Strategi Penanganan Dampak Perubahan Iklim
Sementara, Direktur Perlindungan Hortikultura, Sri Wijayanti Yusuf menyampaikan bahwa dalam upaya mengantisipasi dampak perubahan iklim, yaitu musim kemarau, Kementerian Pertanian melalui Direktorat Perlindungan Hortikultura telah melakukan fasilitasi sarana Penanganan Dampak Perubahan Iklim terhadap komoditas hortikultura. Khususnya untuk komoditas strategis cabai dan bawang merah. Pihaknya juga telah melakukan pembinaan dan fasilitasi sarana untuk penanganan Dampak Perubahan Iklim untuk mengantisipasi musim kemarau tahun 2020.
“Kami ingin petani dapat memanfatkan bantuan pompa air tahun tahun 2019 dan 2020 sehingga tanaman hortikultura dipastikan akan mendapat kecukupan air dengan menyalurkan air dari sumber air baik sungai dan atau embung,” ungkapnya.

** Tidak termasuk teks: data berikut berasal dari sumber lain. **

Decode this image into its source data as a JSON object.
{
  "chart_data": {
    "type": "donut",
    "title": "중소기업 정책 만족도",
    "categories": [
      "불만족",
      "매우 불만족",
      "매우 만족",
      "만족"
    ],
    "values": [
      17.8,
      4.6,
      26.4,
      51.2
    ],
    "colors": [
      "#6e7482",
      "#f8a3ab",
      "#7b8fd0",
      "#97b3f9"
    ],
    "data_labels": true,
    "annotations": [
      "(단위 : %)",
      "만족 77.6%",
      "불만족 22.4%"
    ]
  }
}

Terpisah, Kepala BPTPH Provinsi Sumatera Selatan, Tuti Murti menyampaikan bahwa pada tahun 2019 melalui Direktorat Perlindungan Hortikultura mendapatkan bantuan untuk penanganan DPI dan bencana alam berupa pompa air di kawasan Cabai seluas 5 hektar. Dialokasikan di Kabupaten Banyuasin dan 30 hektar bantuan dialokasikan di Kabupaten Ogan Komering Ilir, Kabupaten Musi Rawas dan Kota Lubuk Linggau.
“Bantuan pompa air ini sangat membantu petani hortikultura yang sering menghadapi kendala dalam musim kemarau dan diharapkan kelompok tani yang telah menerima bantuan dapat menjadi contoh bagi petani lain dalam menghadapi dampak perubahan iklim terutama musim kemarau di tahun 2020, pungkasnya.
Tuti Murti menyatakan peran penting petugas POPT di lapangan yaitu dengan melakukan pengamatan secara intensif terhadap OPT komoditas hortikultura.“Petugas POPT juga diminta untuk mendampingi dan berkolaborasi dengan petani dalam pengamatan dan pengendalian OPT dengan mengedepankan prinsip PHT dan pengendalian secara ramah lingkungan.
Terkait hal ini, Sri Wijayanti Yusuf menyampaikan bahwa Provinsi Sumatera Selatan dengan karakteristik lahan rawa lebak, ketersediaan air merupakan kendala untuk keberlangsungan produksi komoditas hortikultura. Untuk itu bantuan pompa air sangat membantu menyalurkan air dari sumber air antara lain embung, sumur dangkal dan juga sungai.
Dalam upaya menjaga stabilitas dan ketahanan produksi agar propinsi Sumatera Selatan dapat memenuhi kebutuhan akan cabai dan bawang secara kontinyu.“Ke depan masih diperlukan alokasi untuk bantuan penanganan Dampak Perubahan Ikkim terutama dalam mengatasi ketersediaan air di musim kemarau,” pungkasnya.